One of the first animals visited by the team was Cachiva, a particularly special dog to the Travelling Animal Doctors (Darwin Animal Doctors) team. Cachiva had a tough start to her life living on the streets of Canoa, until she was found by one of the members of the team in September 2015, during our high volume campaign in that Ecuadorian coastal city, before the earthquake.

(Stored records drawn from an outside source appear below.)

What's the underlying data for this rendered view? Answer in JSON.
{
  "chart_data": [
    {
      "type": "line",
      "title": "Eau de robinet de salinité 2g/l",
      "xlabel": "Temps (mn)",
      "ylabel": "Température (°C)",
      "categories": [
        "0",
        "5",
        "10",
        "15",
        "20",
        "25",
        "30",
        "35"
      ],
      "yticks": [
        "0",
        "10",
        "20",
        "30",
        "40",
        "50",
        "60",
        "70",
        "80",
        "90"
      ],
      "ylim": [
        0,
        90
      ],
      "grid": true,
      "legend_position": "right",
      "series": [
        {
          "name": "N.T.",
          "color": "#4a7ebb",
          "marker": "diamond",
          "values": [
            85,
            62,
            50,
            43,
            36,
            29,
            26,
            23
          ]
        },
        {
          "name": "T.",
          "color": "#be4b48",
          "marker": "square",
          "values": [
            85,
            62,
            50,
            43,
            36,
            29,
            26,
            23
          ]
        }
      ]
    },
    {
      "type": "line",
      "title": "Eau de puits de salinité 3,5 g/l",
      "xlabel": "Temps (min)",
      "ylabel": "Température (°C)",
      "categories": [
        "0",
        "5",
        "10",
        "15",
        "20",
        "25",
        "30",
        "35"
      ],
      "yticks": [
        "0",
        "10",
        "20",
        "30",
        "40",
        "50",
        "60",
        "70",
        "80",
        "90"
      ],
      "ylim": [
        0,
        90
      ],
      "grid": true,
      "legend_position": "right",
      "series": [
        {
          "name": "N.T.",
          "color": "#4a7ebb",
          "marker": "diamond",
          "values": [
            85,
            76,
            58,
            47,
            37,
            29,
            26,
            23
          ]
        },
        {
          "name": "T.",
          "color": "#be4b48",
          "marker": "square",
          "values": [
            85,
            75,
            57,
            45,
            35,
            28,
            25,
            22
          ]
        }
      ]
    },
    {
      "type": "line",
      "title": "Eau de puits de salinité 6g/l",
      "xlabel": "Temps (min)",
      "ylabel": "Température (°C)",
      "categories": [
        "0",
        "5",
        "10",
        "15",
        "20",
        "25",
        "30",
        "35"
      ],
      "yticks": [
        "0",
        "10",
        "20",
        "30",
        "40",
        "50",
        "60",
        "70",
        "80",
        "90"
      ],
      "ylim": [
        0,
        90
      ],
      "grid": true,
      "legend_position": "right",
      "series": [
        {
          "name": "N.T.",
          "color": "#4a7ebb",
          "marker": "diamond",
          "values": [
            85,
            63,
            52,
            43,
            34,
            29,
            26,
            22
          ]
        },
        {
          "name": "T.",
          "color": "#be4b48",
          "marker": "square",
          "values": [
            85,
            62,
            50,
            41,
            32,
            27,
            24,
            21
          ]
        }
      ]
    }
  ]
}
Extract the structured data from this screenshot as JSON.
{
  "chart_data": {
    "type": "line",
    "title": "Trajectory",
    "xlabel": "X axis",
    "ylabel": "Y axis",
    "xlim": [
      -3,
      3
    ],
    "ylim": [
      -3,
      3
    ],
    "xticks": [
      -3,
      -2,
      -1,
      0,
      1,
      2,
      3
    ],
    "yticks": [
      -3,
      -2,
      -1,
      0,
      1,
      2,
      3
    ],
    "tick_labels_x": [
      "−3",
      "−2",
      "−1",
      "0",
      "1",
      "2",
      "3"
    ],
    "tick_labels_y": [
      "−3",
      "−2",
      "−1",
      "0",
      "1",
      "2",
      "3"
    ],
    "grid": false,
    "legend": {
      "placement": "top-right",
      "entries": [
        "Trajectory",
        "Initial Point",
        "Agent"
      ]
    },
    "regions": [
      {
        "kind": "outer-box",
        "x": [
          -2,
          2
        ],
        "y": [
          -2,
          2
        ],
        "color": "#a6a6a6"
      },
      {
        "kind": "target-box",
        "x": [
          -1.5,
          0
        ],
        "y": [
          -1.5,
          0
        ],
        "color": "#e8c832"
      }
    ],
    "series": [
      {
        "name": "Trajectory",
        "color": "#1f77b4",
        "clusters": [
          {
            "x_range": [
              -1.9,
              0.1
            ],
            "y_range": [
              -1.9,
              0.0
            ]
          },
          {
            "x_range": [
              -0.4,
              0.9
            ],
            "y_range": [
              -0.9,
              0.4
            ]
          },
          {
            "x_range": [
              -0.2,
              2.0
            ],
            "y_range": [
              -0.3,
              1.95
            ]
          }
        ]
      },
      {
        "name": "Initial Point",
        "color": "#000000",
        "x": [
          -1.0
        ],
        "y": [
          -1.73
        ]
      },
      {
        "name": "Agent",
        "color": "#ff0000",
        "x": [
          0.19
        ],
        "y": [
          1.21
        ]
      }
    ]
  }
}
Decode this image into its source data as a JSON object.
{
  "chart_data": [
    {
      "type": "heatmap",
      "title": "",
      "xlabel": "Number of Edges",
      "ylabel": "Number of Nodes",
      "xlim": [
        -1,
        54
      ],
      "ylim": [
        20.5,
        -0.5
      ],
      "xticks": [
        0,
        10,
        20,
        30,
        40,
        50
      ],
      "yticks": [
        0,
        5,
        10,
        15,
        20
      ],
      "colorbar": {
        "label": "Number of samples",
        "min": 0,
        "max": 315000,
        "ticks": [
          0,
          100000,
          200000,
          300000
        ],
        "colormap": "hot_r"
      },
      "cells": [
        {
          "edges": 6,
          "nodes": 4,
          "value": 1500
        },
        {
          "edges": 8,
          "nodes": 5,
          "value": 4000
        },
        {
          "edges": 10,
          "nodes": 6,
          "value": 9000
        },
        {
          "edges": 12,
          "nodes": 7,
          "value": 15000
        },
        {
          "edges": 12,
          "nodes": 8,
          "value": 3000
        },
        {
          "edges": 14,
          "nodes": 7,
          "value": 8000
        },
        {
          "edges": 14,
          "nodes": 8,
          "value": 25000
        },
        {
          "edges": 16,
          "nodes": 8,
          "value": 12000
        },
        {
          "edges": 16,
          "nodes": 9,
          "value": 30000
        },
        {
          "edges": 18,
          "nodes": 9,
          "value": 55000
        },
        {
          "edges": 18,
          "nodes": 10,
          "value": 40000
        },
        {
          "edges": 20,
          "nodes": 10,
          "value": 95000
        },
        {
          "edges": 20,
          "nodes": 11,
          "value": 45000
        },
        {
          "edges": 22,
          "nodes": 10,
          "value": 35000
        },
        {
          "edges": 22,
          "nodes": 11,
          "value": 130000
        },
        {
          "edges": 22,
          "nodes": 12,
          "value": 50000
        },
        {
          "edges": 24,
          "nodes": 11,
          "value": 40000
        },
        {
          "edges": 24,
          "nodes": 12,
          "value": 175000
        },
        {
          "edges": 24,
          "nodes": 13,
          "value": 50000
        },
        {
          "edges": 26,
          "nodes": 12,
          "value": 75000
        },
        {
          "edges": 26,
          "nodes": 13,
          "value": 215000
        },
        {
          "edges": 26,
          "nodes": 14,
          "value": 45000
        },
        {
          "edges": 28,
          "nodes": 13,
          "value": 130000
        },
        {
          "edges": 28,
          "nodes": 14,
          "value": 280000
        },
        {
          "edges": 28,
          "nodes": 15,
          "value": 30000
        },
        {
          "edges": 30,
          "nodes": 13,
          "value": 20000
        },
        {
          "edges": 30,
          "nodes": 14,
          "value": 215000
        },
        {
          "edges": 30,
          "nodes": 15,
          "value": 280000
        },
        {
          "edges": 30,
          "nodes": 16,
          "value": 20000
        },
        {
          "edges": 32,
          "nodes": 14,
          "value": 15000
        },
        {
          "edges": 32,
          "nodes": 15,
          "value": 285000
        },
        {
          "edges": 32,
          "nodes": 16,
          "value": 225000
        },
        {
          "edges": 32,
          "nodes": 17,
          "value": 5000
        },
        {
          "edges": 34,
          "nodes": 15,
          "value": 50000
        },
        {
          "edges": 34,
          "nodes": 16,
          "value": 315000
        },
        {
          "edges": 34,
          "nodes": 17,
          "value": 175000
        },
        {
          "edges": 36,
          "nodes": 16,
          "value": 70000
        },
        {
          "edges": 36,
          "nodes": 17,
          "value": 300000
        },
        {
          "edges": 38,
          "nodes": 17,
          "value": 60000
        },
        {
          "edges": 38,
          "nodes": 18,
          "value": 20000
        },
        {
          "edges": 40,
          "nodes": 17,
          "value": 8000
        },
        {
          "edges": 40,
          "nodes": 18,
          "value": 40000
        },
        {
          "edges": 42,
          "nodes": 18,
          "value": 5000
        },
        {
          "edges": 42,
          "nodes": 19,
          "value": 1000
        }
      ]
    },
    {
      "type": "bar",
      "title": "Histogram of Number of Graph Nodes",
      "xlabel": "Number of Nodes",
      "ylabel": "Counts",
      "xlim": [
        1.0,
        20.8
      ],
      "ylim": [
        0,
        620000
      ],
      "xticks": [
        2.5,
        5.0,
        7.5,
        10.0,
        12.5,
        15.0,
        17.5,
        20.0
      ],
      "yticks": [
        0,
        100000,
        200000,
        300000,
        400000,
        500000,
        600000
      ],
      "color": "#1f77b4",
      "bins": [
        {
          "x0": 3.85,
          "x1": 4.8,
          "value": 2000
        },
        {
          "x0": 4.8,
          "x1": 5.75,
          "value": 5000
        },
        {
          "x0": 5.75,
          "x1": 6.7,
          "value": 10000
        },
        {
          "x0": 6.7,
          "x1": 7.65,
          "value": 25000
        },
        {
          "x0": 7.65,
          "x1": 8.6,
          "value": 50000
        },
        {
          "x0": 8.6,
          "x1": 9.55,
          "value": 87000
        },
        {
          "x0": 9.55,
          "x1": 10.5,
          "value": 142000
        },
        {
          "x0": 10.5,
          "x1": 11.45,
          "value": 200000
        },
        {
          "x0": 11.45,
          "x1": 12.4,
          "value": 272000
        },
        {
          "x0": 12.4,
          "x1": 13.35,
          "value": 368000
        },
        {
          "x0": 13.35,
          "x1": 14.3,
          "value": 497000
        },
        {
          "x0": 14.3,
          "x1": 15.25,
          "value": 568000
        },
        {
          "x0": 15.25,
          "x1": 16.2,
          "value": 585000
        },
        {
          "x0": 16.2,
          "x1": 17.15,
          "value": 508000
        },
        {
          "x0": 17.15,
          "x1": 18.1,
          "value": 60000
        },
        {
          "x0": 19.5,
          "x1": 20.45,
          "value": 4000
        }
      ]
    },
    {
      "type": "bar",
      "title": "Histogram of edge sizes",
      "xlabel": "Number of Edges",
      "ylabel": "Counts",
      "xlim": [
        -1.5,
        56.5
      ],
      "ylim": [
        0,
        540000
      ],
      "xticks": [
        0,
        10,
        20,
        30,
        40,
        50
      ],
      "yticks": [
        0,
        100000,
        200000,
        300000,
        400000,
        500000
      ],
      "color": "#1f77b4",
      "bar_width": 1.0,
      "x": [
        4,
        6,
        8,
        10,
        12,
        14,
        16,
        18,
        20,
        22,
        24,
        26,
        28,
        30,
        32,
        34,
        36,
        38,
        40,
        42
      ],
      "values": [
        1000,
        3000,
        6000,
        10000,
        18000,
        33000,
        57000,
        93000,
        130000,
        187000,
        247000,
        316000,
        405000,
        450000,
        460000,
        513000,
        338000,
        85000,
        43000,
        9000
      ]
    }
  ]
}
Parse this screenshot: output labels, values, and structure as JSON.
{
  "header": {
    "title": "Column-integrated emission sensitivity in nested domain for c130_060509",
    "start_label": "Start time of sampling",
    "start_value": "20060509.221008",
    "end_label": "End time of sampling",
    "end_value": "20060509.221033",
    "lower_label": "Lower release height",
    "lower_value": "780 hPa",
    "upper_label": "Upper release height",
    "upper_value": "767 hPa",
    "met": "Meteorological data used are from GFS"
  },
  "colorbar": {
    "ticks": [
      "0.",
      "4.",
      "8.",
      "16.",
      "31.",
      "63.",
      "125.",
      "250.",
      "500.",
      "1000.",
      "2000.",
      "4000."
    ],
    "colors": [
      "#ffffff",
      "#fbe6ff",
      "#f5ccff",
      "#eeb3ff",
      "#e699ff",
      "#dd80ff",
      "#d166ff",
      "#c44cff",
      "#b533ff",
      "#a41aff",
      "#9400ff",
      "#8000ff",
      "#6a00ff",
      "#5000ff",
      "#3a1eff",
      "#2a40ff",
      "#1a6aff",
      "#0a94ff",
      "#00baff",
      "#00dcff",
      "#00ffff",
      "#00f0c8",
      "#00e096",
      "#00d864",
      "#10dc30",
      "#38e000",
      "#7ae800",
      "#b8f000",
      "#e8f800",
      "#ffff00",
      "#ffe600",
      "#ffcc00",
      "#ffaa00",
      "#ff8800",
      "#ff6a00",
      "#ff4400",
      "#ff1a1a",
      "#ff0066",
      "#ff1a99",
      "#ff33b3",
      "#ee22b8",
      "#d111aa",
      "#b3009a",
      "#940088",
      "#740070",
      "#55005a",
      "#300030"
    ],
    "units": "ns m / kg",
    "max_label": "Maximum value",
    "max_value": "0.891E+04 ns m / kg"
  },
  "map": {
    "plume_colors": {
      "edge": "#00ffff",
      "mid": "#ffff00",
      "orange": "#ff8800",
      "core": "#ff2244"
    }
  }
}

When first found in September, she was near death, with little to no hair, covered in mange and open wounds, badly malnourished and hardly able to breathe due to a piece of wire wrapped around her neck. Taking pity on the poor pup, a team member took her in and began her treatment and recuperation. Cachiva made a strong recovery and became an icon to the town, a symbol of how love and proper care can completely change the life of a dog. Cachiva was the first dog spayed by the Travelling Animal Doctors team in their October campaign and after a speedy recovery from the surgery, gave confidence to many other community members to bring their dogs forward to be sterilized as well. Cachiva was later adopted by a lovely couple and remained a living icon in the beachside town.
Hence, upon arrival, the team heard quickly news of the pup, that she had been found after fleeing from the earthquake and was more or less well, apart from a growing lump on her back, right above her right hind leg. The team quickly sought out Cachiva and her family in their temporary housing setup. With no vet care in Canoa and very few options in the surrounding areas, Cachiva’s owners had been trying to save the money to get Cachiva to a vet to have a look at the tumour. They had finally been able to do so and had booked an appointment with a vet in a town nearby, when the earthquake struck, destroying their house, and everything in it.
In hearing this story, our vet Jochem instantly offered up his services, conducting a full check up of the dog and then working all morning to set up an emergency surgery room and prepare Cachiva (and her owners) for the surgery. In an abandoned school classroom, under zip-tied flashlights, Jochem spent almost two hours carefully removing the tumour. Once satisfied with his work, Jochem took extra care using special methods to carefully close the wound, due to the excess dust and bacteria in the area after the disaster. The operation was a success. The happy little pup was returned to her owners who were relieved to see her looking so well, and grateful to receive good news in such a tough time. Cachiva, being right back to her bright spirited self, can now continue her duty of cheering up and giving hope to the people of Canoa.
Update from board vet Jo on the ground in Ecuador, tonight:
“This is a dog we found during a recon mission to one of the villages here in the Manabi area. They had not received any help yet, so we went in with two hummers full of supplies: food, water, construction materials, dog food, etc. The dogs looked skinny, so the people were very happy with receiving our dog food. We checked the dogs, and found this one, which had a large wound on his head. We soaked it and cleaned it properly. There were already some first stage maggots in there that I had to take out. The dog just sat there and let us help him, very patient and sweet. He did not show any signs of aggression. Michelle and I were very happy with the end result.”